Tur, Yevgenia
TUR, YEVGENIA
(1815–1892), Russian journalist, writer, critic, and author of children's books.
Born Elizaveta Vasilievna Sukhovo-Kobylina, Tur was a well-known salon hostess, prose writer, journalist, critic, and author of children's fiction. The sister of the playwright Alexander Sukhovo Kobylin and the artist Sofia Sukhovo-Kobylina, she was the first woman to win a gold medal from the Imperial Academy of Arts. Her son, Yevgeny Salias, became a popular author of historical fiction.

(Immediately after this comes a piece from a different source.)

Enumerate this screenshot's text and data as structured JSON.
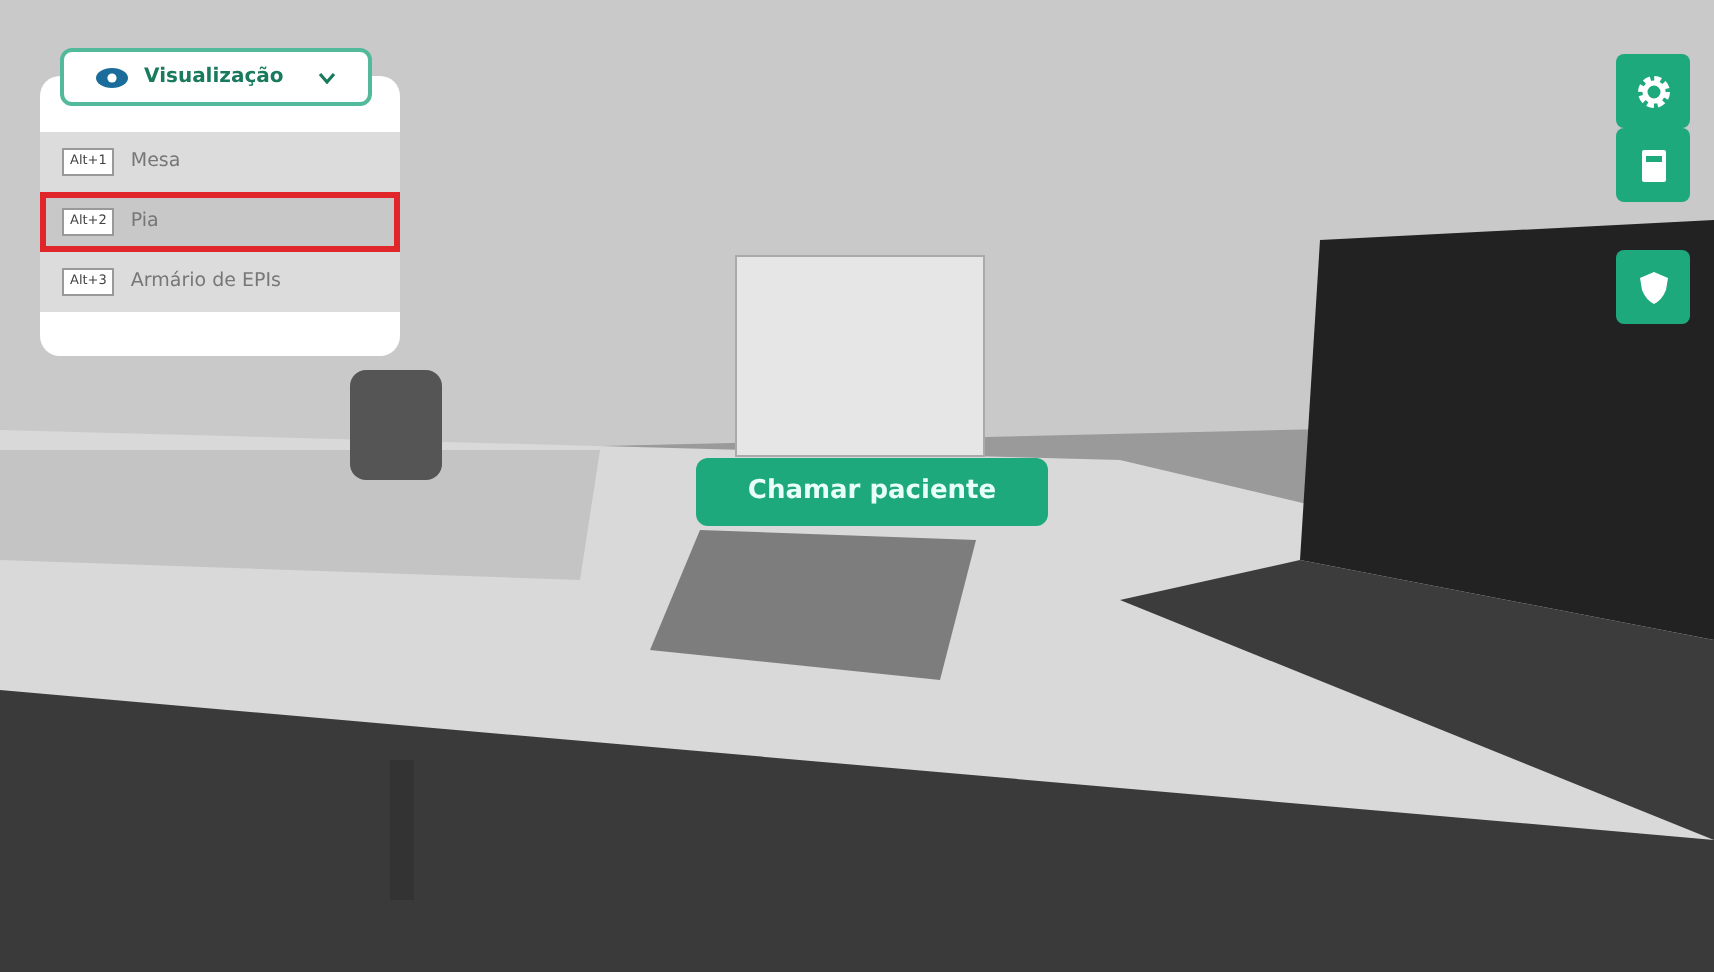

Tur began her career in Russian letters as a translator and proofreader for Teleskop (Telescope ), a prominent journal in the 1830s. She was romantically involved with its editor, and her tutor, Nikolai Nadezhdin, but her family forbade the match because they did not want her to marry a seminarian. In 1837 she reluctantly married Count Andrei Salias de Tournemire, a French citizen. After spending her dowry, Salias was exiled to France in 1844 for fighting a duel. Tur became a writer, in part, to support their three children. She was one of the first women in Russia to earn a living by writing.

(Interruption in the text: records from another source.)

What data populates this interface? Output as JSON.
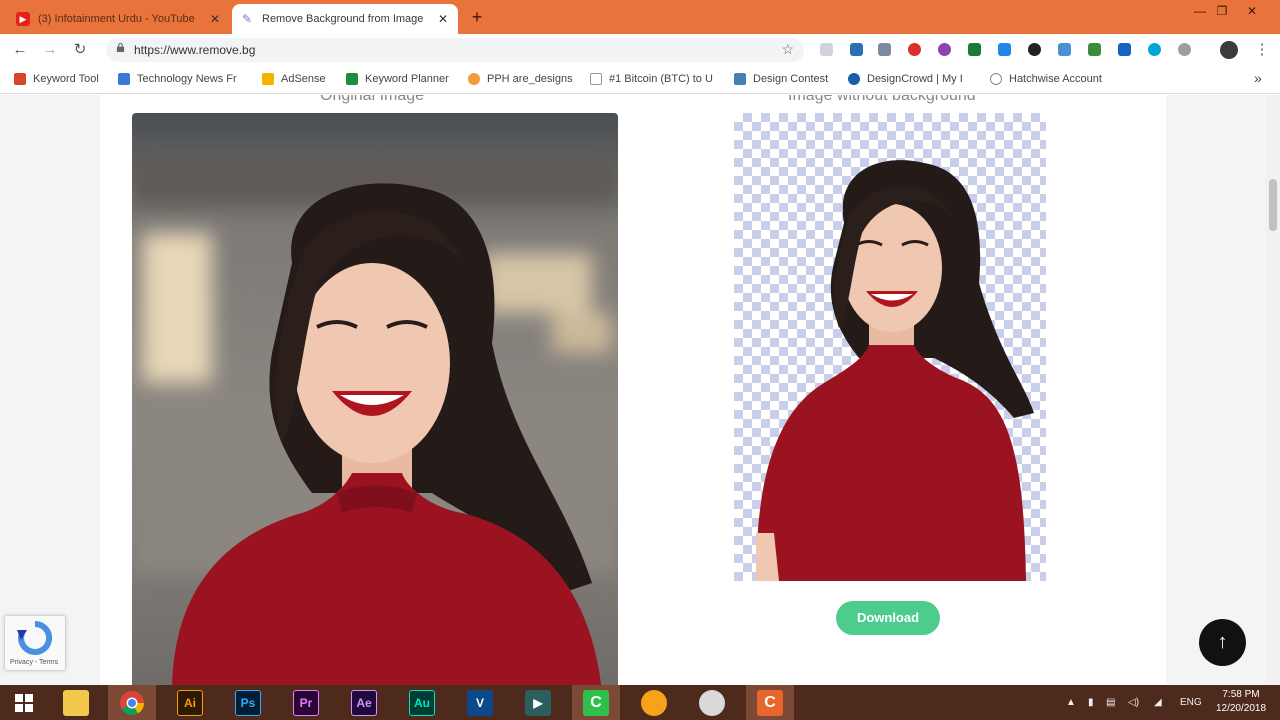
{
  "browser": {
    "tabs": [
      {
        "title": "(3) Infotainment Urdu - YouTube",
        "state": "inactive",
        "favicon": "youtube-icon",
        "favicon_color": "#e62117"
      },
      {
        "title": "Remove Background from Image",
        "state": "active",
        "favicon": "remove-bg-icon",
        "favicon_color": "#6e7bd9"
      }
    ],
    "new_tab_label": "+",
    "window_controls": {
      "minimize": "—",
      "restore": "❐",
      "close": "✕"
    },
    "nav": {
      "back": "←",
      "forward": "→",
      "reload": "↻"
    },
    "url": "https://www.remove.bg",
    "bookmarks": [
      {
        "label": "Keyword Tool",
        "icon_color": "#d9452b"
      },
      {
        "label": "Technology News Fr",
        "icon_color": "#3b78d8"
      },
      {
        "label": "AdSense",
        "icon_color": "#f4b400"
      },
      {
        "label": "Keyword Planner",
        "icon_color": "#1e8e3e"
      },
      {
        "label": "PPH are_designs",
        "icon_color": "#f39c3d"
      },
      {
        "label": "#1 Bitcoin (BTC) to U",
        "icon_color": "#999999"
      },
      {
        "label": "Design Contest",
        "icon_color": "#4a7fb5"
      },
      {
        "label": "DesignCrowd | My I",
        "icon_color": "#1b5ea8"
      },
      {
        "label": "Hatchwise Account",
        "icon_color": "#888888"
      }
    ],
    "bookmarks_more": "»"
  },
  "page": {
    "original_caption": "Original Image",
    "nobg_caption": "Image without background",
    "download_label": "Download",
    "recaptcha_label": "Privacy - Terms",
    "scroll_top_label": "↑"
  },
  "taskbar": {
    "apps": [
      {
        "name": "file-explorer",
        "label": "",
        "bg": "#f2c94c",
        "fg": "#6b4a00"
      },
      {
        "name": "chrome",
        "label": "",
        "bg": "#ffffff",
        "fg": "#000"
      },
      {
        "name": "illustrator",
        "label": "Ai",
        "bg": "#2d1a05",
        "fg": "#ff9a00"
      },
      {
        "name": "photoshop",
        "label": "Ps",
        "bg": "#001d34",
        "fg": "#31a8ff"
      },
      {
        "name": "premiere",
        "label": "Pr",
        "bg": "#2a0634",
        "fg": "#e77cff"
      },
      {
        "name": "after-effects",
        "label": "Ae",
        "bg": "#1e0a3c",
        "fg": "#d291ff"
      },
      {
        "name": "audition",
        "label": "Au",
        "bg": "#003c33",
        "fg": "#00e4bb"
      },
      {
        "name": "vegas",
        "label": "V",
        "bg": "#0a4a8a",
        "fg": "#ffffff"
      },
      {
        "name": "tool-app",
        "label": "▶",
        "bg": "#2c5d5f",
        "fg": "#ffffff"
      },
      {
        "name": "camtasia",
        "label": "C",
        "bg": "#2fbf4a",
        "fg": "#ffffff"
      },
      {
        "name": "headphones-app",
        "label": "",
        "bg": "#f6a21a",
        "fg": "#4a1f8a"
      },
      {
        "name": "misc-app",
        "label": "",
        "bg": "#d9d9d9",
        "fg": "#c0392b"
      },
      {
        "name": "camtasia-recorder",
        "label": "C",
        "bg": "#e8652b",
        "fg": "#ffffff"
      }
    ],
    "tray_lang": "ENG",
    "time": "7:58 PM",
    "date": "12/20/2018"
  },
  "colors": {
    "tabbar": "#e8733b",
    "taskbar": "#4e2a1d",
    "download_button": "#4ccd8d",
    "checker": "#c9cfeb"
  }
}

Tur's salon in Moscow included some of the most important intellectuals of the day: the authors Konstantin Leontiev and Ivan Turgenev, the poet Nikolai Ogarev, the historians Timofei Granovsky and Peter Kudriavtsev, and the journalist Mikhail Katkov. Salons were fruitful ground for cultural production, and Tur's was no exception. Her first published fiction was a novella, Oshibka (A Mistake ) in 1849. She then published several novellas and novels, the most famous of which is Antonina (1851). These stories had a large readership. They were published in the most widely circulated journals of the day (Otechestvennye zapiski, Russkii vestnik, and Sovremennik ), as well as in separate editions, and her works were reviewed by such luminaries as Ivan Turgenev and Nikolai Chernyshevsky.
Tur edited the fiction section of Katkov's Russky vestnik from 1856 to 1860 and then published and edited a journal, Russkaya rech (Russian Speech ), in 1861. The journal's subtitle indicates its scope: "A Review of Literature, History, Art, and Civic Life in the West and in Russia." Tur stopped publication in 1862 and, to avoid investigation by the Third Section, moved to Paris, where she lived for ten years and again hosted a salon. In these years she worked closely with Alexander Herzen; she also published a regular column, "Paris Review," in Andrei Kraevsky's newspaper Golos (The Voice ). As a critic, Tur's intellectual range was broad—she wrote articles on Jules Michelet, George Sand, Mme. de Recamier, Charlotte Brontë, and Elizabeth Fry, as well as Turgenev, Dostoevsky, and Leo Tolstoy. Each of her essays is a rich engagement with aesthetic and social issues.
In her fiction, criticism, and journalism Tur addressed the "woman question," one of the foremost social issues of the day. In her fiction she often reversed common cultural stereotypes about women (such as making the unmarried woman the arbiter of moral goodness in Oshibka and creating a superfluous man who is not noble in Antonina ). In her journal Tur often published fiction by women writers. In her criticism she addressed the issue of the position of women in society, both through ironic, incisive assessments of Michelet, Proudhon, and others and in a debate with the educator Natalia Grot.
In 1866 Tur began writing exclusively for children. These works were extraordinarily well received and went into many editions. Tur's children's fiction, too, became an important cultural influence, mentioned as formative by Zinaida Gippius, Marina Tsvetaeva, and others.
See also: journalism
bibliography
Costlow, Jane. (1991). "Speaking the Sorrow of Women: Turgenev's 'Neschastnaia' and Evgeniia Tur's 'Antonina.'" Slavic Review 50(2): 328–35.
Gheith, Jehanne. (2003). Finding the Middle Ground: Krestovskii, Tur, and the Power of Ambivalence in Nineteenth-Century Russian Women's Prose. Evanston, IL: Northwestern University Press.
Gheith, Jehanne. (1996). "The Superfluous Man and the Necessary Woman: A 'Re-vision'." Russian Review 55(2): 226–44.